God Save the Jet-Lagged
Yes, It’s Possible: How to Spend a Long Weekend in London
Just how far can you stretch a weekend? With the launch of a Seattle-to-London flight from European discount airline Norwegian, bare-bones round-trip flights start at $400. Here’s how to spend your mini break half a world away.

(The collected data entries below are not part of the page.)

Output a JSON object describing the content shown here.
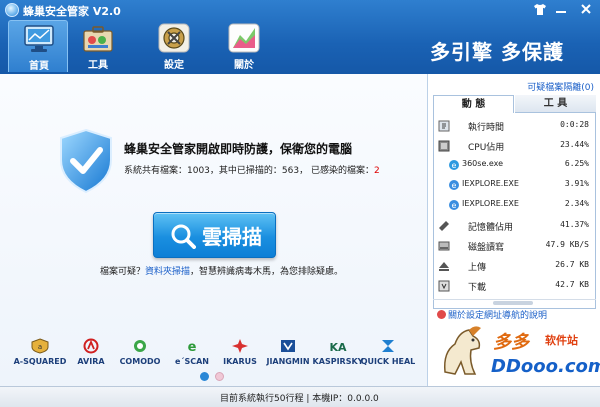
{
  "window": {
    "title": "蜂巢安全管家 V2.0"
  },
  "nav": {
    "tabs": [
      {
        "label": "首頁"
      },
      {
        "label": "工具"
      },
      {
        "label": "設定"
      },
      {
        "label": "關於"
      }
    ]
  },
  "header": {
    "slogan": "多引擎  多保護"
  },
  "main": {
    "headline": "蜂巢安全管家開啟即時防護，保衛您的電腦",
    "stats": {
      "prefix": "系統共有檔案：1003，其中已掃描的：563， 已感染的檔案：",
      "infected": "2"
    },
    "scan_button": "雲掃描",
    "suspicious": {
      "prefix": "檔案可疑？",
      "link": "資料夾掃描",
      "suffix": "，智慧辨識病毒木馬，為您排除疑慮。"
    },
    "engines": [
      {
        "label": "A-SQUARED",
        "icon": "a-squared-icon"
      },
      {
        "label": "AVIRA",
        "icon": "avira-icon"
      },
      {
        "label": "COMODO",
        "icon": "comodo-icon"
      },
      {
        "label": "e´SCAN",
        "icon": "escan-icon"
      },
      {
        "label": "IKARUS",
        "icon": "ikarus-icon"
      },
      {
        "label": "JIANGMIN",
        "icon": "jiangmin-icon"
      },
      {
        "label": "KASPIRSKY",
        "icon": "kaspersky-icon"
      },
      {
        "label": "QUICK HEAL",
        "icon": "quick-heal-icon"
      }
    ]
  },
  "panel": {
    "quarantine_link": "可疑檔案隔離(0)",
    "tabs": [
      "動 態",
      "工 具"
    ],
    "rows": [
      {
        "label": "執行時間",
        "value": "0:0:28",
        "icon": "clock-icon"
      },
      {
        "label": "CPU佔用",
        "value": "23.44%",
        "icon": "cpu-icon"
      },
      {
        "label": "360se.exe",
        "value": "6.25%",
        "icon": "browser-icon"
      },
      {
        "label": "IEXPLORE.EXE",
        "value": "3.91%",
        "icon": "ie-icon"
      },
      {
        "label": "IEXPLORE.EXE",
        "value": "2.34%",
        "icon": "ie-icon"
      },
      {
        "label": "記憶體佔用",
        "value": "41.37%",
        "icon": "memory-icon"
      },
      {
        "label": "磁盤讀寫",
        "value": "47.9 KB/S",
        "icon": "disk-icon"
      },
      {
        "label": "上傳",
        "value": "26.7 KB",
        "icon": "upload-icon"
      },
      {
        "label": "下載",
        "value": "42.7 KB",
        "icon": "download-icon"
      }
    ],
    "help_link": "關於設定網址導航的說明",
    "watermark": {
      "title": "多多",
      "subtitle": "软件站",
      "domain": "DDooo.com"
    }
  },
  "status_bar": {
    "text": "目前系統執行50行程  |  本機IP：0.0.0.0"
  },
  "colors": {
    "header": "#1a62b4",
    "accent": "#1a8fe0",
    "link": "#1a5fc8",
    "alert": "#d00000"
  }
}
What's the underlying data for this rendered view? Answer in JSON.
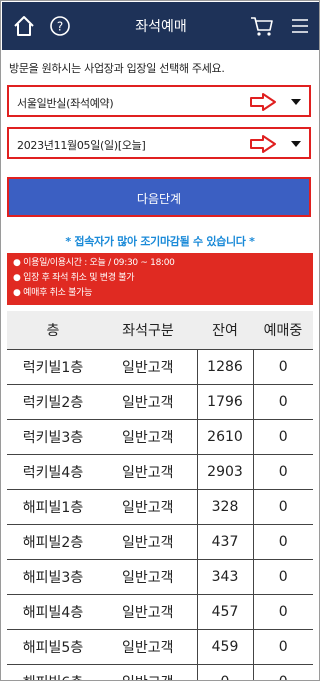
{
  "header": {
    "title": "좌석예매",
    "icons": [
      "home-icon",
      "help-icon",
      "cart-icon",
      "menu-icon"
    ],
    "background": "#1e3258"
  },
  "notice": "방문을 원하시는 사업장과 입장일 선택해 주세요.",
  "venue_select": {
    "value": "서울일반실(좌석예약)"
  },
  "date_select": {
    "value": "2023년11월05일(일)[오늘]"
  },
  "next_button": {
    "label": "다음단계",
    "color": "#3b5fc2"
  },
  "warning": "* 접속자가 많아 조기마감될 수 있습니다 *",
  "info": {
    "lines": [
      "● 이용일/이용시간 : 오늘 / 09:30 ~ 18:00",
      "● 입장 후 좌석 취소 및 변경 불가",
      "● 예매후 취소 불가능"
    ],
    "color": "#e02a22"
  },
  "table": {
    "headers": [
      "층",
      "좌석구분",
      "잔여",
      "예매중"
    ],
    "rows": [
      [
        "럭키빌1층",
        "일반고객",
        "1286",
        "0"
      ],
      [
        "럭키빌2층",
        "일반고객",
        "1796",
        "0"
      ],
      [
        "럭키빌3층",
        "일반고객",
        "2610",
        "0"
      ],
      [
        "럭키빌4층",
        "일반고객",
        "2903",
        "0"
      ],
      [
        "해피빌1층",
        "일반고객",
        "328",
        "0"
      ],
      [
        "해피빌2층",
        "일반고객",
        "437",
        "0"
      ],
      [
        "해피빌3층",
        "일반고객",
        "343",
        "0"
      ],
      [
        "해피빌4층",
        "일반고객",
        "457",
        "0"
      ],
      [
        "해피빌5층",
        "일반고객",
        "459",
        "0"
      ],
      [
        "해피빌6층",
        "일반고객",
        "0",
        "0"
      ]
    ]
  }
}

The concept of a weekend came, not from Henry Ford, but from nineteenth-century Brits who partied so hard on Sundays that employers started giving them half-day Saturdays off if they’d promise to show up sober on Mondays.
Image: PisaPhotography
2pm Wednesday
Sneak out of work before lunch to make an afternoon flight. Hopping eight time zones for a weekend jaunt is daunting, but repeat this mantra: You’ll sleep on the plane. Norwegian’s LowFare option means no free food, assigned seat, or extra carry--on, so drop serious coin at the Hudson News snack aisle before boarding.
Noon Thursday
The Scandinavian airline’s crazy-cheap fares are partially thanks to its efficient 787 Dreamliner fleet, but it’s still tight quarters and no complimentary peanuts. After the nine-and-a-half-hour journey, London Gatwick’s airport train whisks passengers into the city, where it’s easy to reach, say, Covent Garden by midday.
4pm Thursday
London is a pedestrian utopia due to its ancient tangle of tiny streets; hop from British Museum sarcophagi to a parade of Henry VIII’s wives at the National Portrait Gallery. Expect to crash early, maybe after half pints at the French House, where legend says a drunk Dylan Thomas once left a manuscript under a stool
Noon Friday
Though its intersections date back to the Roman Empire, London’s hangout scene has Seattle roots: Ace Hotel Shoreditch, all exposed concrete and industrial chic, is part of the chain that launched in Belltown. Locals on laptops fill low couches and long shared tables in the multiroom lobby.

Image: Nick Shepherd
6pm Friday
South of Shoreditch, the Thames River winds past London’s biggest tourist sites: Tower Bridge, the Tate Modern, then Big Ben, and the Houses of Parliament. Spot them all from the London Eye, a Ferris wheel taller than two Seattle Great Wheels stacked together.
10:30pm Friday
West End theaters aren’t the only shows in town. At Royal Vauxhall Tavern, a historic gay bar south of the river, the weekly drag show is performance art—sketch comedy meets David Lynchian weirdness.
Noon Saturday
Sleep in before hitting more museums—so many are free!—or return to stylish Shoreditch, where a two-story string of shipping containers were repurposed into a popup mall of cafes and galleries called BoxPark. Don’t leave London without sampling Indian fare; wildly popular Dishoom earns its long lines.
10pm Saturday
End the trip with a nighttime train back to Gatwick Airport and capsule hotel Yotel, mere feet from Norwegian’s check-in desk. It’s everything you need (shower, bed, television for goofy British talk shows) and nothing you don’t (like a window), starting under a hundred dollars per night for the capsule rooms.
9am Sunday
Though Norwegian doesn’t offer first class, larger Premium seats are luxury within reach: The airline auctions them to LowFare passengers for as little as $240 in the days leading up to the flight. Even back in coach, the flight ends in Seattle before noon Sunday.